Let me provide some perspectives from epidemiology. In epidemiology, we are generally interested in risks, which is roughly equivalent to probability $p$. However, one important reason why we so often work with $\text{odds}=\frac{p}{1-p}$ is because of the case-control study design, in which we sample cases (diseased) and controls (non-diseased) independently and look at the proportion of the 2 samples being exposed to a risk factor. This is called a retrospective design in contrast to the prospective design where two samples with different risk factors are being compared for their risk for developing diseases.

Now the neat thing about the odds ratio is that it is invariant to both design -- the retrospective and prospective odds ratio are the same. This means one doesn't need to know the prevalence of the disease to estimate the odds ratio, unlike the risk ratio, from a case-control study.

More interestingly, this invariance of the odds ratio extends to logistic regression, such that we can analyse a retrospective study as if we were analysing a prospective study, under some assumptions (ref). This makes it a lot easier to analyse retrospective studies as we don't have to model the exposures $\boldsymbol{x}$ jointly.
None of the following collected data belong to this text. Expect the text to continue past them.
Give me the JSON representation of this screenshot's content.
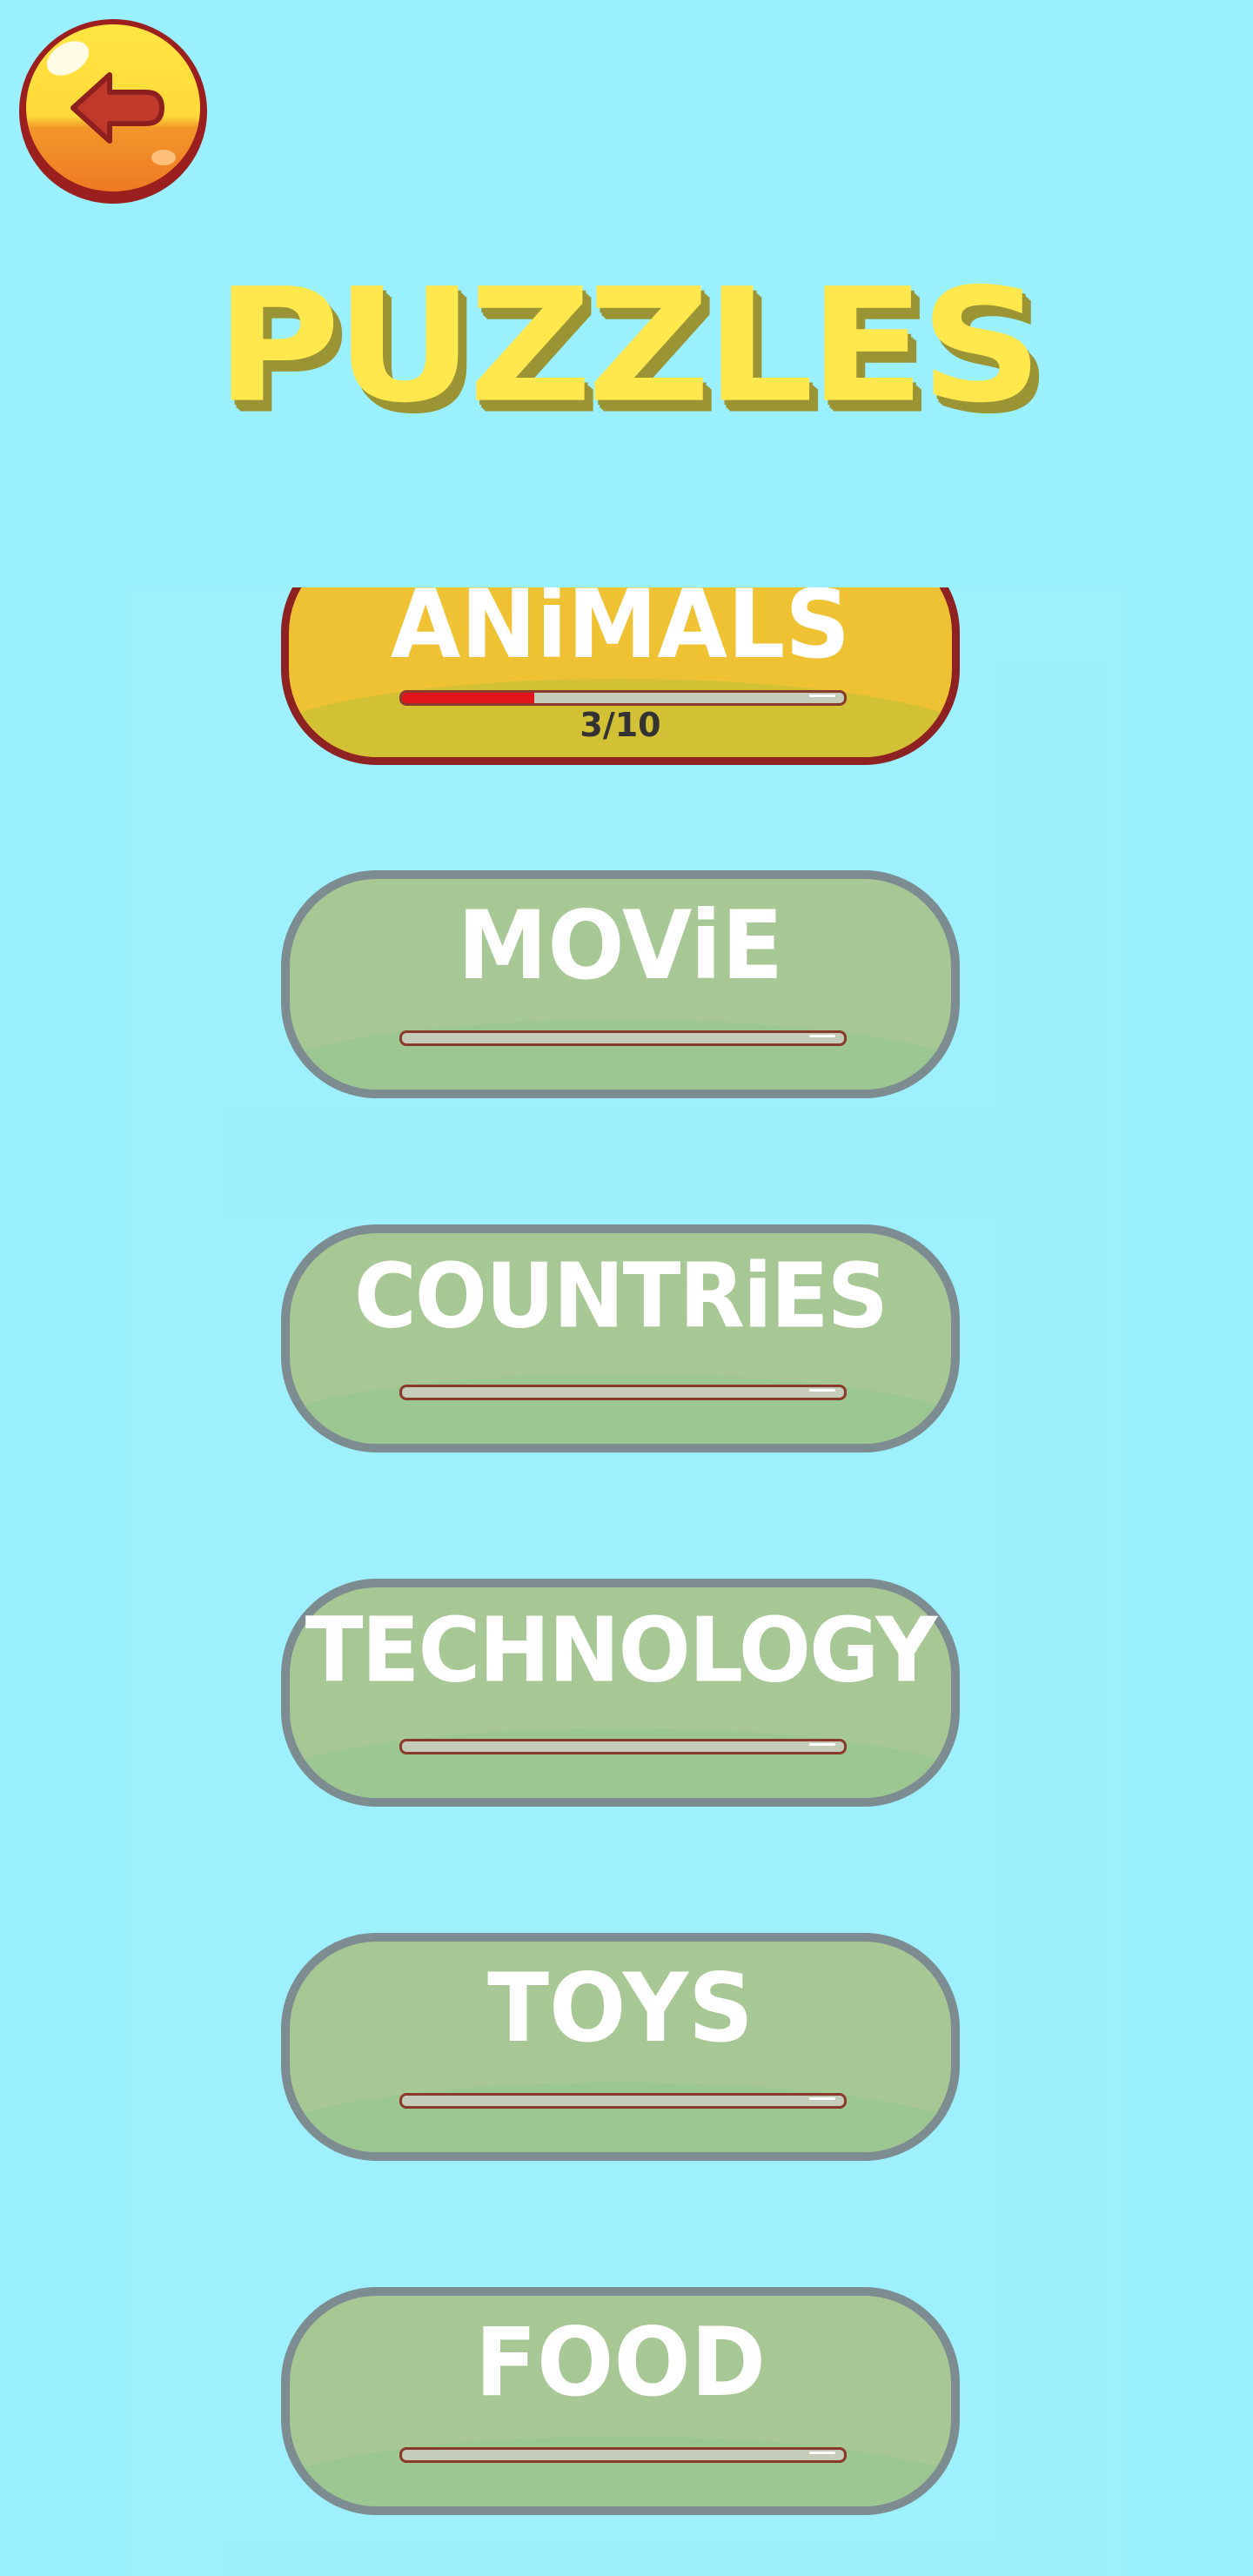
{
  "header": {
    "title": "PUZZLES",
    "back_icon": "arrow-left-icon"
  },
  "categories": [
    {
      "label": "ANiMALS",
      "progress_text": "3/10",
      "progress": 0.3,
      "state": "active"
    },
    {
      "label": "MOViE",
      "progress_text": "",
      "progress": 0,
      "state": "locked"
    },
    {
      "label": "COUNTRiES",
      "progress_text": "",
      "progress": 0,
      "state": "locked"
    },
    {
      "label": "TECHNOLOGY",
      "progress_text": "",
      "progress": 0,
      "state": "locked"
    },
    {
      "label": "TOYS",
      "progress_text": "",
      "progress": 0,
      "state": "locked"
    },
    {
      "label": "FOOD",
      "progress_text": "",
      "progress": 0,
      "state": "locked"
    }
  ],
  "colors": {
    "background": "#9af1fd",
    "title": "#ffe84d",
    "active_card": "#efc234",
    "locked_card": "#a7c795",
    "progress_fill": "#e0141a"
  }
}
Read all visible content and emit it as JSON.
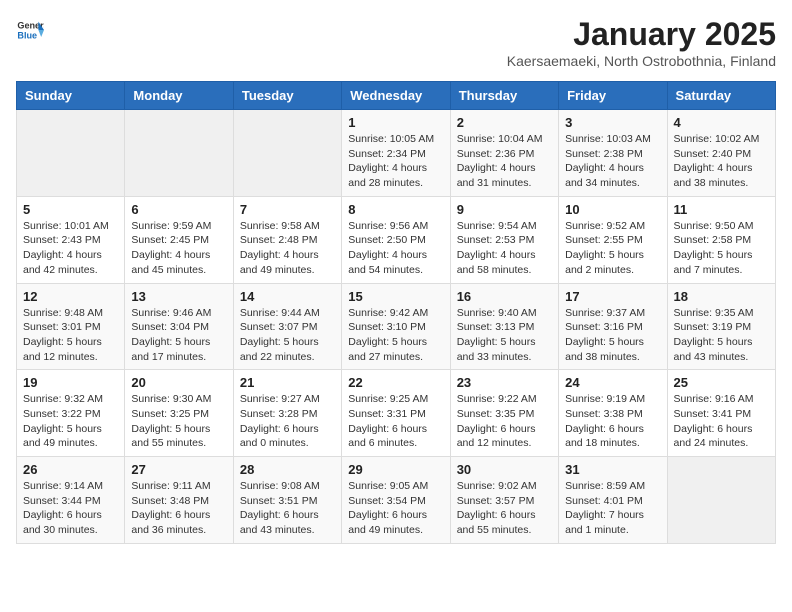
{
  "header": {
    "logo_general": "General",
    "logo_blue": "Blue",
    "title": "January 2025",
    "subtitle": "Kaersaemaeki, North Ostrobothnia, Finland"
  },
  "weekdays": [
    "Sunday",
    "Monday",
    "Tuesday",
    "Wednesday",
    "Thursday",
    "Friday",
    "Saturday"
  ],
  "weeks": [
    [
      {
        "day": "",
        "info": ""
      },
      {
        "day": "",
        "info": ""
      },
      {
        "day": "",
        "info": ""
      },
      {
        "day": "1",
        "info": "Sunrise: 10:05 AM\nSunset: 2:34 PM\nDaylight: 4 hours and 28 minutes."
      },
      {
        "day": "2",
        "info": "Sunrise: 10:04 AM\nSunset: 2:36 PM\nDaylight: 4 hours and 31 minutes."
      },
      {
        "day": "3",
        "info": "Sunrise: 10:03 AM\nSunset: 2:38 PM\nDaylight: 4 hours and 34 minutes."
      },
      {
        "day": "4",
        "info": "Sunrise: 10:02 AM\nSunset: 2:40 PM\nDaylight: 4 hours and 38 minutes."
      }
    ],
    [
      {
        "day": "5",
        "info": "Sunrise: 10:01 AM\nSunset: 2:43 PM\nDaylight: 4 hours and 42 minutes."
      },
      {
        "day": "6",
        "info": "Sunrise: 9:59 AM\nSunset: 2:45 PM\nDaylight: 4 hours and 45 minutes."
      },
      {
        "day": "7",
        "info": "Sunrise: 9:58 AM\nSunset: 2:48 PM\nDaylight: 4 hours and 49 minutes."
      },
      {
        "day": "8",
        "info": "Sunrise: 9:56 AM\nSunset: 2:50 PM\nDaylight: 4 hours and 54 minutes."
      },
      {
        "day": "9",
        "info": "Sunrise: 9:54 AM\nSunset: 2:53 PM\nDaylight: 4 hours and 58 minutes."
      },
      {
        "day": "10",
        "info": "Sunrise: 9:52 AM\nSunset: 2:55 PM\nDaylight: 5 hours and 2 minutes."
      },
      {
        "day": "11",
        "info": "Sunrise: 9:50 AM\nSunset: 2:58 PM\nDaylight: 5 hours and 7 minutes."
      }
    ],
    [
      {
        "day": "12",
        "info": "Sunrise: 9:48 AM\nSunset: 3:01 PM\nDaylight: 5 hours and 12 minutes."
      },
      {
        "day": "13",
        "info": "Sunrise: 9:46 AM\nSunset: 3:04 PM\nDaylight: 5 hours and 17 minutes."
      },
      {
        "day": "14",
        "info": "Sunrise: 9:44 AM\nSunset: 3:07 PM\nDaylight: 5 hours and 22 minutes."
      },
      {
        "day": "15",
        "info": "Sunrise: 9:42 AM\nSunset: 3:10 PM\nDaylight: 5 hours and 27 minutes."
      },
      {
        "day": "16",
        "info": "Sunrise: 9:40 AM\nSunset: 3:13 PM\nDaylight: 5 hours and 33 minutes."
      },
      {
        "day": "17",
        "info": "Sunrise: 9:37 AM\nSunset: 3:16 PM\nDaylight: 5 hours and 38 minutes."
      },
      {
        "day": "18",
        "info": "Sunrise: 9:35 AM\nSunset: 3:19 PM\nDaylight: 5 hours and 43 minutes."
      }
    ],
    [
      {
        "day": "19",
        "info": "Sunrise: 9:32 AM\nSunset: 3:22 PM\nDaylight: 5 hours and 49 minutes."
      },
      {
        "day": "20",
        "info": "Sunrise: 9:30 AM\nSunset: 3:25 PM\nDaylight: 5 hours and 55 minutes."
      },
      {
        "day": "21",
        "info": "Sunrise: 9:27 AM\nSunset: 3:28 PM\nDaylight: 6 hours and 0 minutes."
      },
      {
        "day": "22",
        "info": "Sunrise: 9:25 AM\nSunset: 3:31 PM\nDaylight: 6 hours and 6 minutes."
      },
      {
        "day": "23",
        "info": "Sunrise: 9:22 AM\nSunset: 3:35 PM\nDaylight: 6 hours and 12 minutes."
      },
      {
        "day": "24",
        "info": "Sunrise: 9:19 AM\nSunset: 3:38 PM\nDaylight: 6 hours and 18 minutes."
      },
      {
        "day": "25",
        "info": "Sunrise: 9:16 AM\nSunset: 3:41 PM\nDaylight: 6 hours and 24 minutes."
      }
    ],
    [
      {
        "day": "26",
        "info": "Sunrise: 9:14 AM\nSunset: 3:44 PM\nDaylight: 6 hours and 30 minutes."
      },
      {
        "day": "27",
        "info": "Sunrise: 9:11 AM\nSunset: 3:48 PM\nDaylight: 6 hours and 36 minutes."
      },
      {
        "day": "28",
        "info": "Sunrise: 9:08 AM\nSunset: 3:51 PM\nDaylight: 6 hours and 43 minutes."
      },
      {
        "day": "29",
        "info": "Sunrise: 9:05 AM\nSunset: 3:54 PM\nDaylight: 6 hours and 49 minutes."
      },
      {
        "day": "30",
        "info": "Sunrise: 9:02 AM\nSunset: 3:57 PM\nDaylight: 6 hours and 55 minutes."
      },
      {
        "day": "31",
        "info": "Sunrise: 8:59 AM\nSunset: 4:01 PM\nDaylight: 7 hours and 1 minute."
      },
      {
        "day": "",
        "info": ""
      }
    ]
  ]
}
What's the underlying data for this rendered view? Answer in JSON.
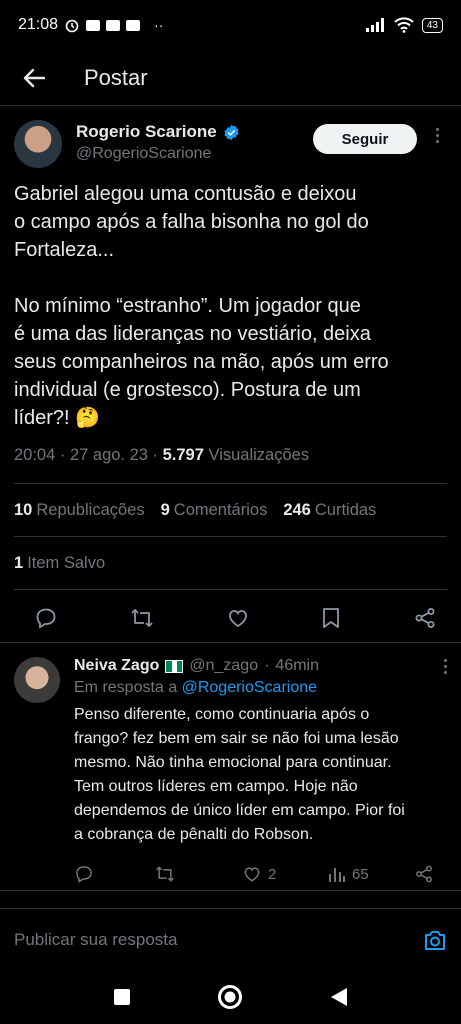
{
  "status_bar": {
    "time": "21:08",
    "battery": "43"
  },
  "header": {
    "title": "Postar"
  },
  "tweet": {
    "author_name": "Rogerio Scarione",
    "author_handle": "@RogerioScarione",
    "follow_label": "Seguir",
    "text": "Gabriel alegou uma contusão e deixou\no campo após a falha bisonha no gol do\nFortaleza...\n\nNo mínimo “estranho”. Um jogador que\né uma das lideranças no vestiário, deixa\nseus companheiros na mão, após um erro\nindividual (e grostesco). Postura de um\nlíder?! 🤔",
    "datetime": "20:04 · 27 ago. 23 · ",
    "views_count": "5.797",
    "views_label": " Visualizações",
    "reposts_count": "10",
    "reposts_label": "Republicações",
    "comments_count": "9",
    "comments_label": "Comentários",
    "likes_count": "246",
    "likes_label": "Curtidas",
    "saved_count": "1",
    "saved_label": "Item Salvo"
  },
  "reply": {
    "name": "Neiva Zago",
    "handle": "@n_zago",
    "time": "46min",
    "in_reply_prefix": "Em resposta a ",
    "in_reply_mention": "@RogerioScarione",
    "text": "Penso diferente, como continuaria após o\nfrango? fez bem em sair se não foi uma lesão\nmesmo. Não tinha emocional para continuar.\nTem outros líderes em campo. Hoje não\ndependemos de único líder em campo. Pior foi\na cobrança de pênalti do Robson.",
    "likes": "2",
    "views": "65"
  },
  "compose": {
    "placeholder": "Publicar sua resposta"
  },
  "colors": {
    "accent": "#1d9bf0",
    "background": "#000000",
    "muted": "#71767b",
    "text": "#e7e9ea"
  }
}
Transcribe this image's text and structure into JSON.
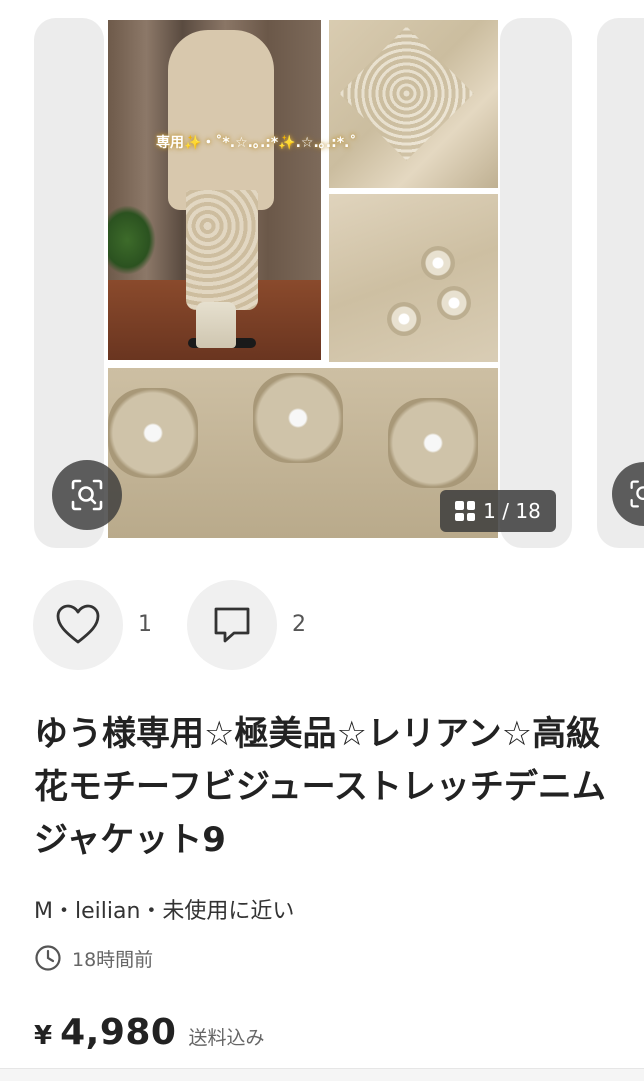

Finally, although the odds ratio is difficult to interpret, with a rare disease, it approximates the risk ratio. That's another reason why modeling the odds is so common in epidemiology.

Answer 4

I think we can see the logistic regression from the perspective of Boltzmann distribution in physics/Gibbs distribution(also refer to this thread) or the log linear model in statistics.

We can treat the matrix(just view it from the softmax perspective), as the potentials between each visible feature variable and each hidden variable(the y's, if it is logistic regression there are two y's).

The $\theta^{(i)}$ is just the sum of the ith y and its potentials between all features, and the $e$ makes it the product.

And we can see that it can date back to 1868:

The Boltzmann distribution is named after Ludwig Boltzmann who first formulated it in 1868 during his studies of the statistical mechanics of gases in thermal equilibrium.